So maybe you're ready to hit the gym for the first time and sculpt the body of your dreams, but what you don't know is that you're also stepping into a minefield of possible injury with the looming possibility of less than sterling results.
Or maybe you've been working out for couple of months now, but seem to be going nowhere fast.
Even if you're doing almost everything right, just making one of these three common bodybuilding mistakes could cause permanent damage to your efforts.
But once you know these mistakes, you can wipe the floor them and build the body of your dreams.
Mistake One: Insufficient Prep.
Bodybuilding begins well before you step up to the elliptical weight machine.
Proper nutrition, hydration, and avoidance of ineffectual artificial substances such as diet pills can make the difference between flab and and slab.
In general, bodybuilders need more calories than a non-bodybuilder, even one who weighs the same, in order to support their greater amount of muscle and training regimen.
Depending on your personal bodybuilding goals, you may need a different balance of fats, carbs, and protein.
In general, carbohydrates power up the body with the necessary energy for both training sessions and recovery.
It is better for bodybuilders to eat slow digesting carbs such as low-glycemic polysaccharides.
High-glycemic polysaccharides provoke a sharp response in a person's insulin which causes the body to store excess energy from food as fat instead of muscle.
This wastes energy and hinders muscle growth.
While carbs provide the instant power for your workout, protein gives an essential, perhaps the most essential, component to the diet of the bodybuilder.
The exact balance of protein vs.
overall calories is still being hotly debated, but a good rule of thumb is to get 25 to 30% of your calories come from protein.
Without protein, no matter how hard you work out, you won't gain muscle.
Also, avoid diet pills or other substances that make pie-in-the-sky claims to help you develop muscle with minimal effort.

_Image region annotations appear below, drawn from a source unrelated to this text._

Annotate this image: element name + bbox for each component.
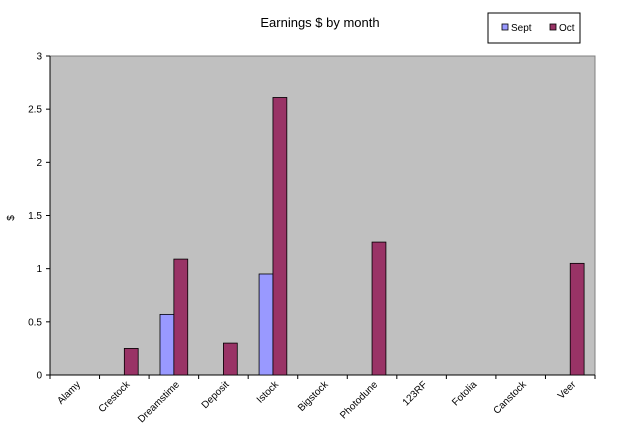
y-axis-label: $ (6, 215, 17, 221)
x-category-label: Photodune (338, 379, 380, 421)
x-category-label: Canstock (492, 379, 530, 417)
bar-oct-veer (569, 262, 585, 376)
y-tick-label: 1 (36, 264, 42, 275)
legend-swatch (549, 23, 557, 31)
y-axis: 0 0.5 1 1.5 2 2.5 3 (28, 52, 51, 382)
bar-oct-dreamstime (173, 258, 189, 376)
x-category-label: Bigstock (296, 379, 331, 414)
bar-sept-dreamstime (159, 313, 175, 376)
legend-swatch (501, 23, 509, 31)
y-tick-label: 0 (36, 371, 42, 382)
bar-oct-crestock (123, 348, 139, 376)
x-category-label: Fotolia (450, 379, 479, 408)
legend-label: Oct (559, 23, 575, 34)
x-category-label: Istock (255, 379, 282, 406)
plot-area (49, 55, 596, 376)
x-axis: Alamy Crestock Dreamstime Deposit Istock Bigs… (49, 374, 596, 425)
y-tick-label: 3 (36, 52, 42, 63)
bar-oct-istock (272, 97, 288, 376)
x-category-label: Veer (556, 379, 579, 402)
bar-oct-deposit (223, 342, 238, 376)
chart-title: Earnings $ by month (260, 15, 379, 30)
x-category-label: Crestock (97, 379, 133, 415)
y-tick-label: 0.5 (28, 317, 42, 328)
legend: Sept Oct (487, 12, 581, 44)
x-category-label: 123RF (401, 379, 430, 408)
bar-sept-istock (258, 273, 274, 376)
bar-oct-photodune (371, 241, 387, 376)
x-category-label: Dreamstime (136, 379, 182, 425)
x-category-label: Deposit (200, 379, 232, 411)
legend-label: Sept (511, 23, 532, 34)
bars (123, 97, 585, 376)
x-category-label: Alamy (55, 379, 82, 406)
y-tick-label: 1.5 (28, 211, 42, 222)
y-tick-label: 2.5 (28, 105, 42, 116)
y-tick-label: 2 (36, 158, 42, 169)
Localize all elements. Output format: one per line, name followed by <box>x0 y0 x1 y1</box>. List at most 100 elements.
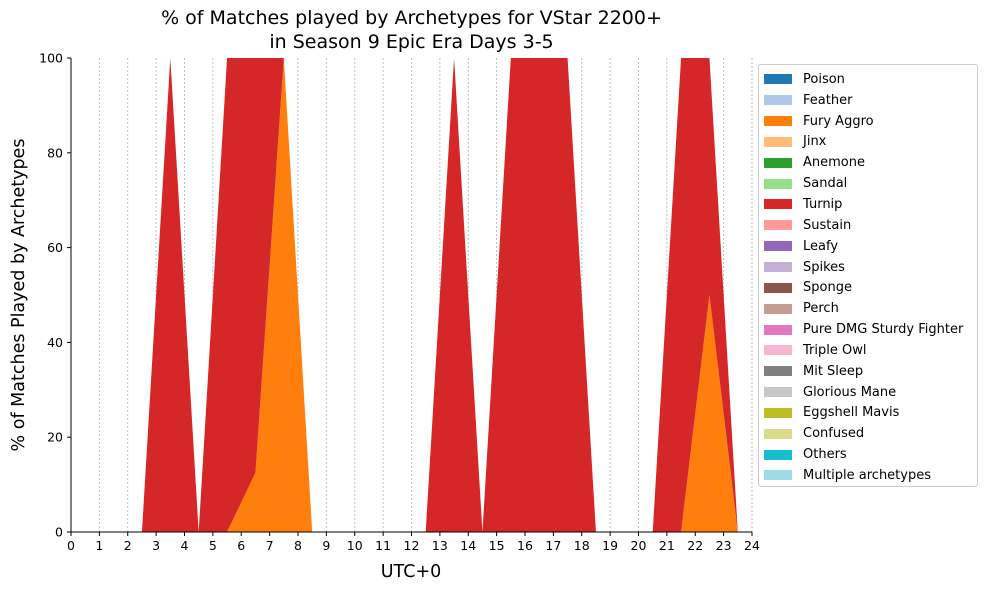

In bodybuilding, effort equals results; if you try to cheat this you only cheat yourself.
Mistake Two: Overtraining.
Overtraining comes in three flavors, neglecting to warm-up, increasing the pounds on your weights too quickly, or trying to train more than the suggested three days a week.
The difference between amateur and professional bodybuilder is the attention paid to the warm-up.
A proper warm-up should always include some form of stretching.
Stretching helps develop muscle as well as maintaining flexibility.
There are two kinds of stretching: passive and dynamic.
Passive stretching involves holding a stretch in a static position for a period of time.
While this is the most familiar kind of stretching to most of us, new research has shown that it has the potential to hurt your performance, and even lead to injury.
Dynamic stretching, in contrast, requires movement while stretching, increasing one's reach gradually as well rate of movement.
Dynamic stretching should not be mixed up with ballistic stretching (which involves jerky or bouncing motions -- not a recommended way of stretching).
In addition to neglecting stretching, another mistake of overtraining is trying to add too much weight too quickly.
There's always a temptation to pile on the pounds, but trying to jump up in chunks of five and 10 pounds is more likely to lead to injury than success.
The same thing goes for trying to lift weights that are just too heavy.
You're better off to cut all of the weights you're working with by 10% and work on technique.
After a month or so, you'll be able to incorporate those weights back into your workout and still have perfect technique.
This will lead to new, healthy muscle growth.
And when you start working with even heavier weights your growth will jump up even more.
Lastly, rest is just as important as training so don't neglect your rest days.
You ought to lift a maximum of three days a week, each day focusing on a different major muscle group.
Mistake Three: Wrong Exercises.
Don't kill your time, energy, and body on the wrong exercises.
One major mistake is to be too consistent.
Continuously training of one muscle group without giving it time to rest leaves you spinning your wheels with no muscle growth.
Also, focus on the on the large-scale exercises that promote building, such as squats, deadlifts, leg presses, dips, chins and bench presses.
You can always refine your muscles once you have them.
And remember to avoid injury.
An injured bodybuilder is dead in the water.
So focus on technique -- avoid yanking, keeping, dropping, and other dangerous errors.
If you've been doing an exercise with controlled speed of repetitions, and good technique, and have also tried modifying the exercise in a sensible way, and it is still causing you pain, stop that exercise.
In bodybuilding pain does not equal gain, and injury is the enemy.
If you avoid these three common mistakes -- insufficient prep, overtraining, and getting the exercises wrong -- your dreams of bulking up and achieving that ripped, chiseled physique are easily within your grasp.